What shall we call this style? Father Pitt has heard it called “Byzantine,” but that does not seem right to him; it seems more Romanesque, but with an unusual domed cupola. The cupola adds impressive height, and in spite of the difficulty he had assigning the structure to a particular style, old Pa Pitt thinks it is a pleasing and harmonious design.
The best way to describe this style is probably “Baroque”: it’s a splendid half-underground mausoleum, of the type usually called a “burial vault” in the days when such things were built. It’s the only one in the Chartiers Cemetery, which was founded in 1861.
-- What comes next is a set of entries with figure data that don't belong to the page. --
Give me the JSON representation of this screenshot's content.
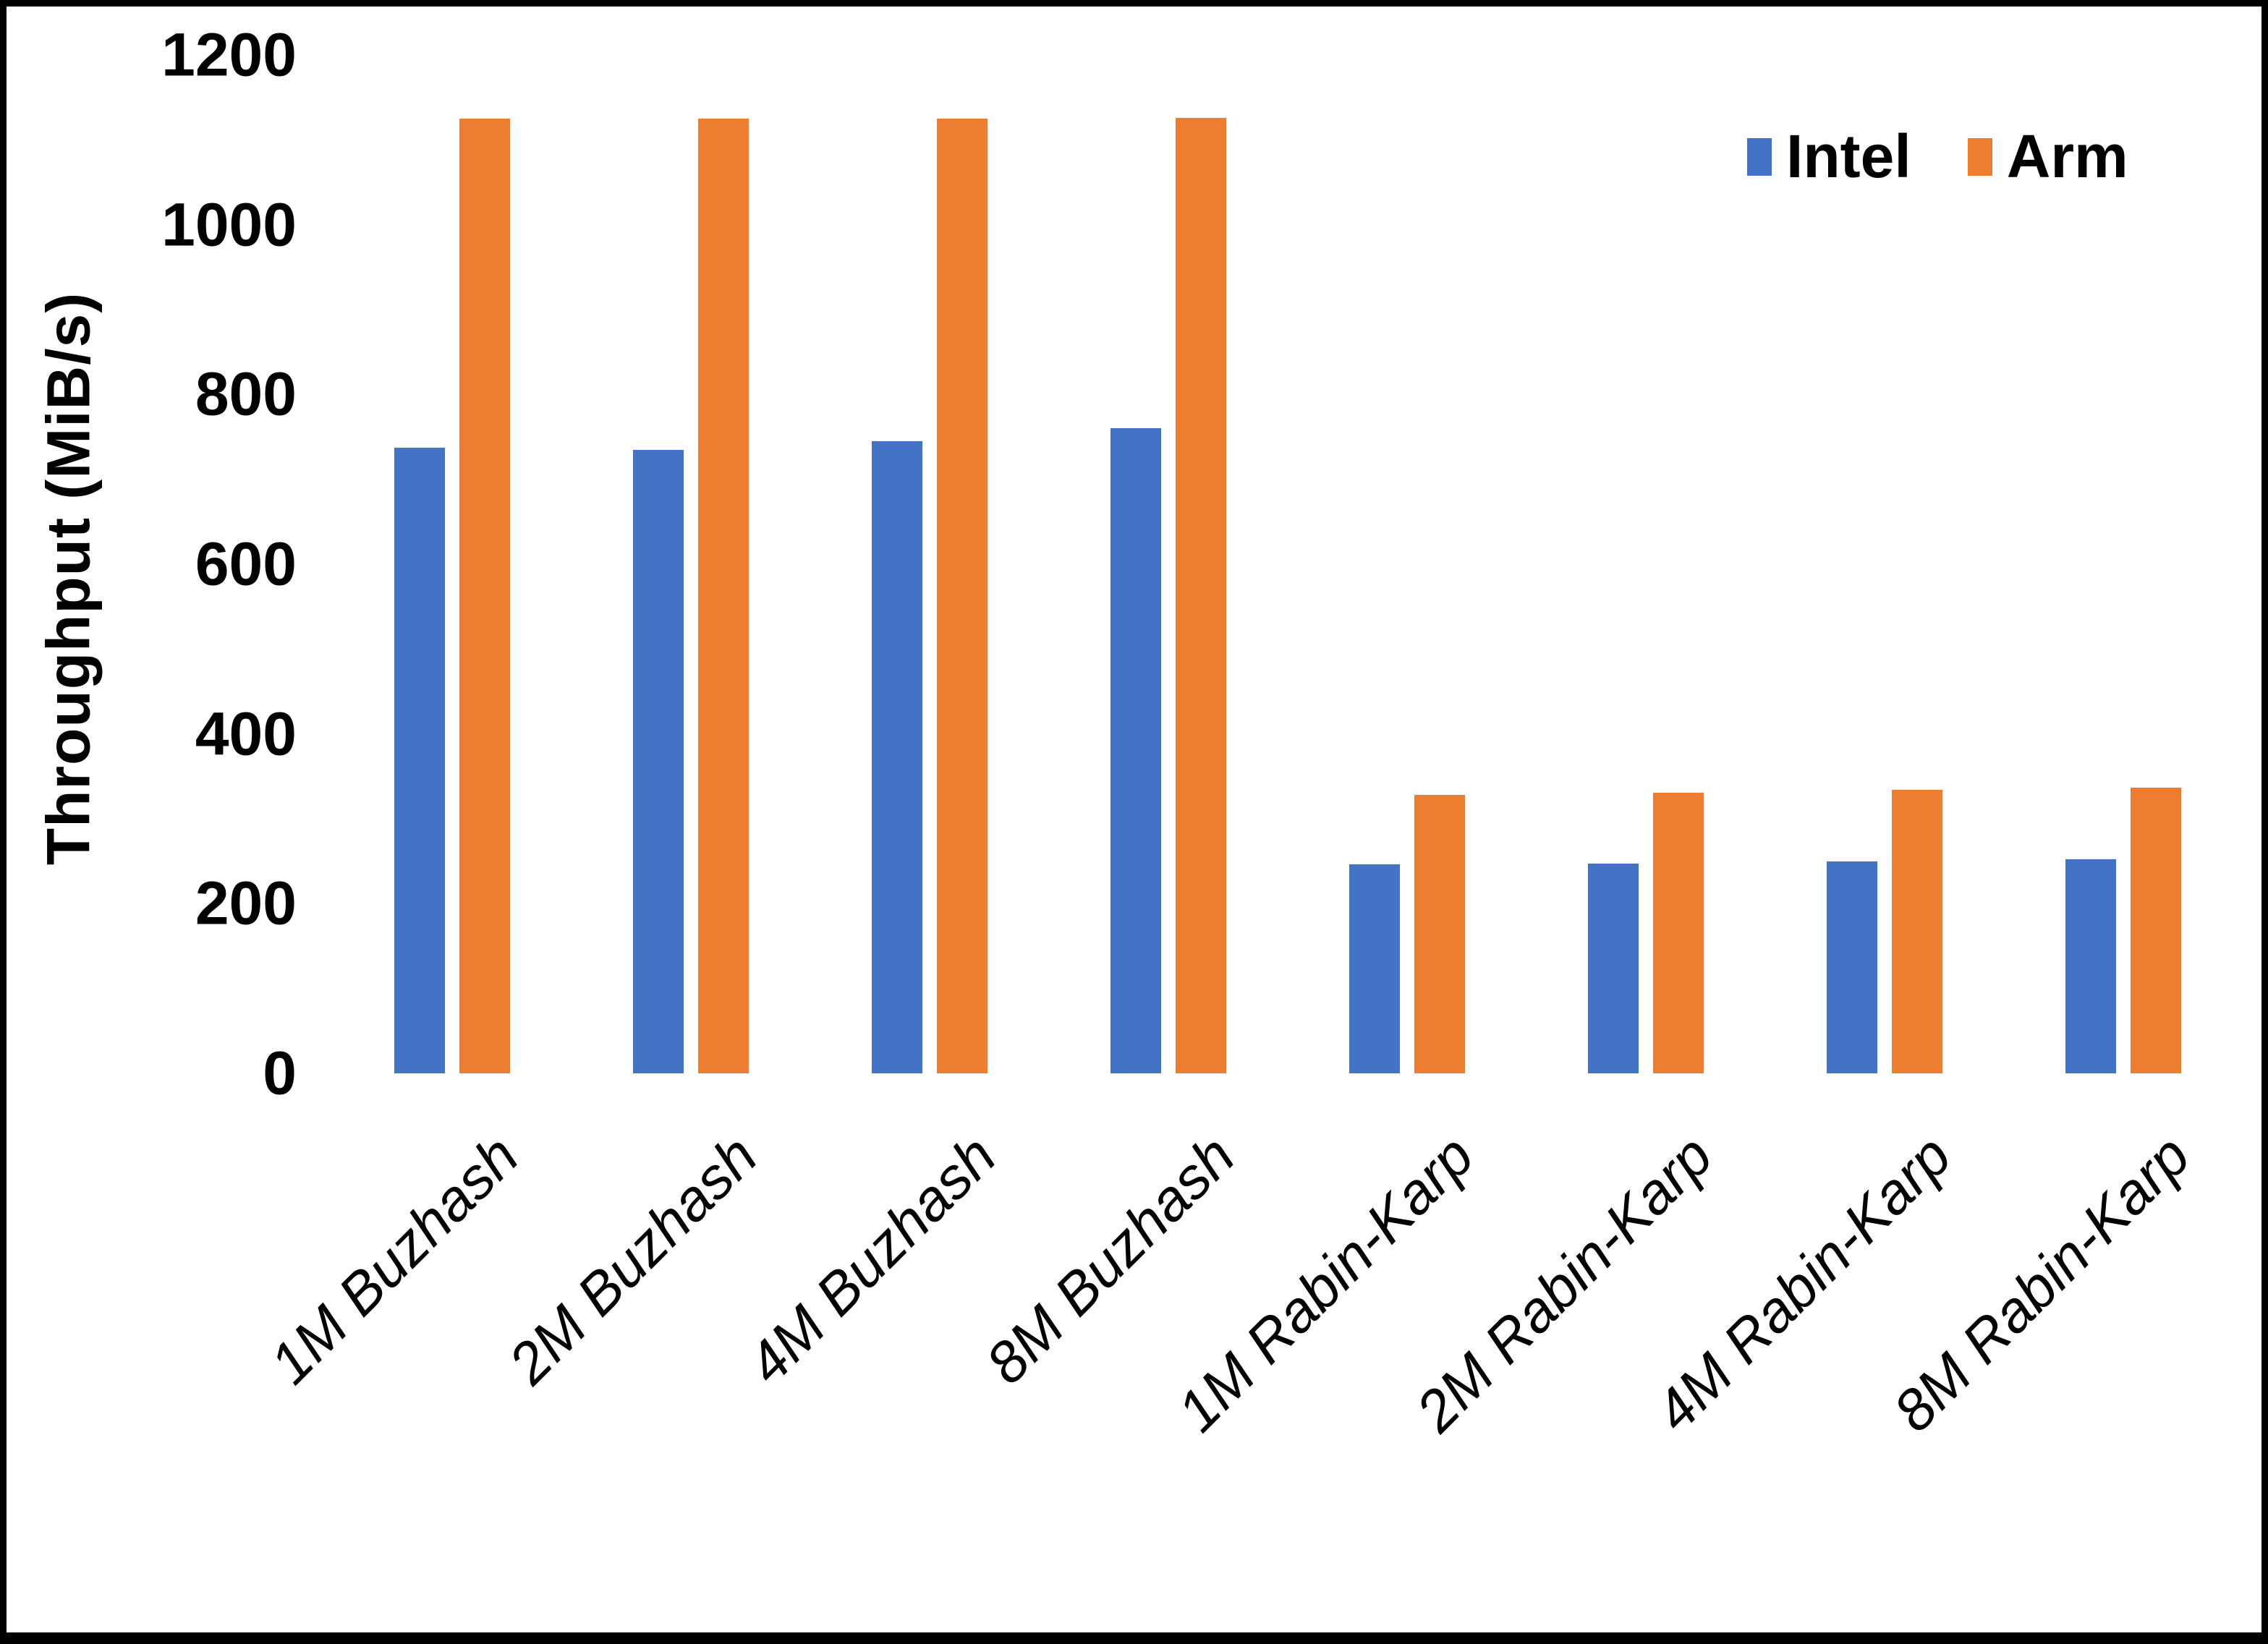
{
  "chart_data": {
    "type": "bar",
    "title": "",
    "ylabel": "Throughput (MiB/s)",
    "xlabel": "",
    "ylim": [
      0,
      1200
    ],
    "yticks": [
      0,
      200,
      400,
      600,
      800,
      1000,
      1200
    ],
    "grid": false,
    "legend_position": "top-right",
    "categories": [
      "1M Buzhash",
      "2M Buzhash",
      "4M Buzhash",
      "8M Buzhash",
      "1M Rabin-Karp",
      "2M Rabin-Karp",
      "4M Rabin-Karp",
      "8M Rabin-Karp"
    ],
    "series": [
      {
        "name": "Intel",
        "color": "#4472C4",
        "values": [
          737,
          735,
          745,
          760,
          246,
          247,
          250,
          252
        ]
      },
      {
        "name": "Arm",
        "color": "#ED7D31",
        "values": [
          1125,
          1125,
          1125,
          1126,
          328,
          331,
          334,
          337
        ]
      }
    ],
    "axis_line_color": "#d6d6d6",
    "background_color": "#ffffff"
  }
}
The front bears the date 1874, which suggests that the vault was built originally for David C. Steen, who died at the age of 20 or 21 in that year. An Emma M. Lappe Steen died the next year, also at the age of 20 or 21; did a young widow never recover from her loss? In fact, the mere dates tell us a good deal about the appalling mortality even among the well-to-do in the nineteenth and early twentieth centuries. In a list of eleven names, four lived past the age of thirty.
A small rustic Romanesque mausoleum made almost top-heavy by the large statue of Hope holding her anchor. Father Pitt knows nothing about Martin Lappe except that he died in 1896 and his name is on this mausoleum.